Muh. Arsad selaku Korlap FSP-HAM dalam orasinya mengatakan, mega proyek smelter dengan investasi triliunan rupiah yang di dengung-dengungkan, dinilai hanyalah omong kosong belaka. Hal ini terbukti dengan kondisi yang dialami masyarakat sekitar yang merupakan pemilik pompa penyedotan pasir. Kehadiran masa aksi dikalim karena adanya kegelisahan, ketimpangan dan kegelisahan serta ketidak jelasan pembayaran pasir.
“Aneh, PT. GNI yang katanya investasi triliunan ternyata membangun dengan bermodalkan utang. Kehadiran PT. GNI seharusnya mendatangkan kesejahteraan kepada masyarakat bukan menyengsarakan, harusnya memberdayakan bukan meperdaya. Dimana hati nurani kalian, kok invetasi triliunan tapi modal utang. Hutang pasir ini bagi investor mungkin dianggap kecil, tapi bagi masyrakat sangatlah besar. Untuk itu kami minta agar segera dibayarkan,” ujar Muh. Arsad.

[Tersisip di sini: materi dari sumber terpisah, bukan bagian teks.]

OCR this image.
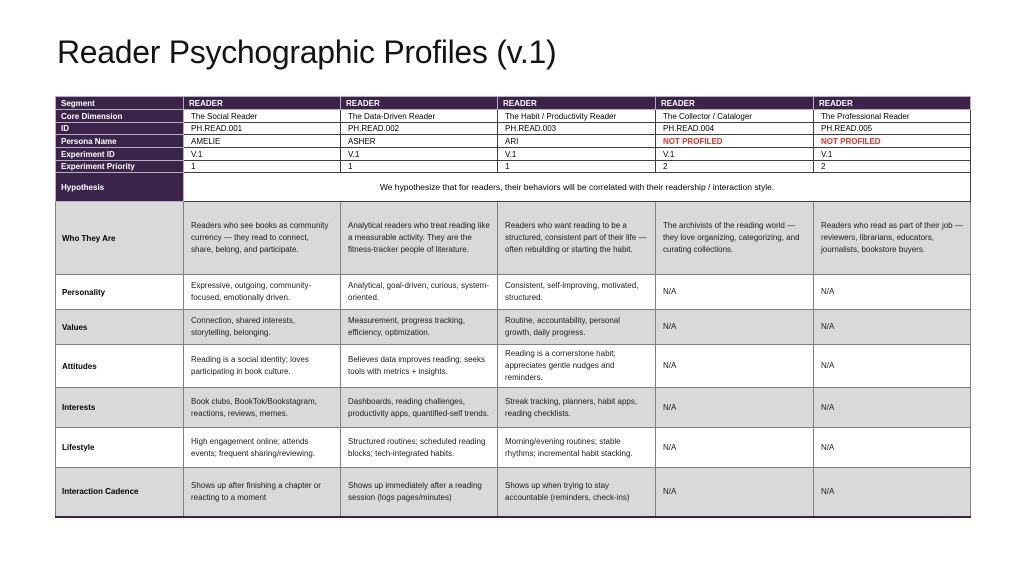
Reader Psychographic Profiles (v.1)
Segment	READER	READER	READER	READER	READER
Core Dimension	The Social Reader	The Data-Driven Reader	The Habit / Productivity Reader	The Collector / Cataloger	The Professional Reader
ID	PH.READ.001	PH.READ.002	PH.READ.003	PH.READ.004	PH.READ.005
Persona Name	AMELIE	ASHER	ARI	NOT PROFILED	NOT PROFILED
Experiment ID	V.1	V.1	V.1	V.1	V.1
Experiment Priority	1	1	1	2	2
Hypothesis	We hypothesize that for readers, their behaviors will be correlated with their readership / interaction style.				
Who They Are	Readers who see books as community currency — they read to connect, share, belong, and participate.	Analytical readers who treat reading like a measurable activity. They are the fitness-tracker people of literature.	Readers who want reading to be a structured, consistent part of their life — often rebuilding or starting the habit.	The archivists of the reading world — they love organizing, categorizing, and curating collections.	Readers who read as part of their job — reviewers, librarians, educators, journalists, bookstore buyers.
Personality	Expressive, outgoing, community-focused, emotionally driven.	Analytical, goal-driven, curious, system-oriented.	Consistent, self-improving, motivated, structured.	N/A	N/A
Values	Connection, shared interests, storytelling, belonging.	Measurement, progress tracking, efficiency, optimization.	Routine, accountability, personal growth, daily progress.	N/A	N/A
Attitudes	Reading is a social identity; loves participating in book culture.	Believes data improves reading; seeks tools with metrics + insights.	Reading is a cornerstone habit; appreciates gentle nudges and reminders.	N/A	N/A
Interests	Book clubs, BookTok/Bookstagram, reactions, reviews, memes.	Dashboards, reading challenges, productivity apps, quantified-self trends.	Streak tracking, planners, habit apps, reading checklists.	N/A	N/A
Lifestyle	High engagement online; attends events; frequent sharing/reviewing.	Structured routines; scheduled reading blocks; tech-integrated habits.	Morning/evening routines; stable rhythms; incremental habit stacking.	N/A	N/A
Interaction Cadence	Shows up after finishing a chapter or reacting to a moment	Shows up immediately after a reading session (logs pages/minutes)	Shows up when trying to stay accountable (reminders, check-ins)	N/A	N/A
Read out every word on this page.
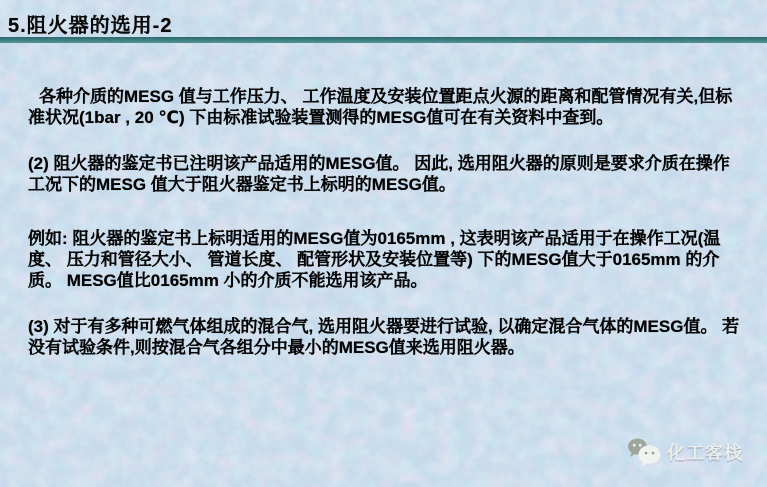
5.阻火器的选用-2

各种介质的MESG 值与工作压力、 工作温度及安装位置距点火源的距离和配管情况有关,但标准状况(1bar , 20 ℃) 下由标准试验装置测得的MESG值可在有关资料中查到。

(2) 阻火器的鉴定书已注明该产品适用的MESG值。 因此, 选用阻火器的原则是要求介质在操作工况下的MESG 值大于阻火器鉴定书上标明的MESG值。

例如: 阻火器的鉴定书上标明适用的MESG值为0165mm , 这表明该产品适用于在操作工况(温度、 压力和管径大小、 管道长度、 配管形状及安装位置等) 下的MESG值大于0165mm 的介质。 MESG值比0165mm 小的介质不能选用该产品。

(3) 对于有多种可燃气体组成的混合气, 选用阻火器要进行试验, 以确定混合气体的MESG值。 若没有试验条件,则按混合气各组分中最小的MESG值来选用阻火器。

化工客栈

Arsad menambahkan, total harga pasir yang sudah masuk ke PT GNI yang sudah digunakan untuk pembangunan smelter melalui PT SDM yang difasilitasi oleh BUMDes, sampai saat ini yang belum terbayar sekitar kurang lebih 2,5 milyar sejak bulan September 2021. BUMDes sebagai salah satu wadah mewujudkan kemandirian desa dan dapat mendatangkan keuntungan kepada masyarakat, hanyalah di jadikan bumper oleh PT SDM dan PT GNI untuk dapat menggunakan terlebih dahulu sebelum di bayar alias mengutang pasir milik masyarakat.
Lukman selaku Mine Plan PT. SDM menanggapi tuntutan FSP-HAM mengatakan, ia sudah mengkomunikasikan kepada pihak managemen. Berdasarkan arahan managemen, bahwa pihaknya akan melakukan pembayaran utang pasir. Untuk pekan ini, diupayakan pembayaran tahap pertama sebesar Rp. 400 juta dan pembayaran selanjutnya akan dilakukan secara bertahap mulai dari minggu kedua februari 2021.
“Komunikasi sudah sejak kemarin kami laksanakan. Cuman terkait dengan tuntutan sebesar Rp, 2,5 miliar itu tidak dapat dibayarkan keseluruhan, tapi secara bertahap. Memang soal pembayaran terakhir itu, bulan September 2021. Kalau sudah masuk dananya, pasti kami langsung bayarkan kepada BUMDes,” jelas Lukman mewakili PT. SDM.***(Wardi).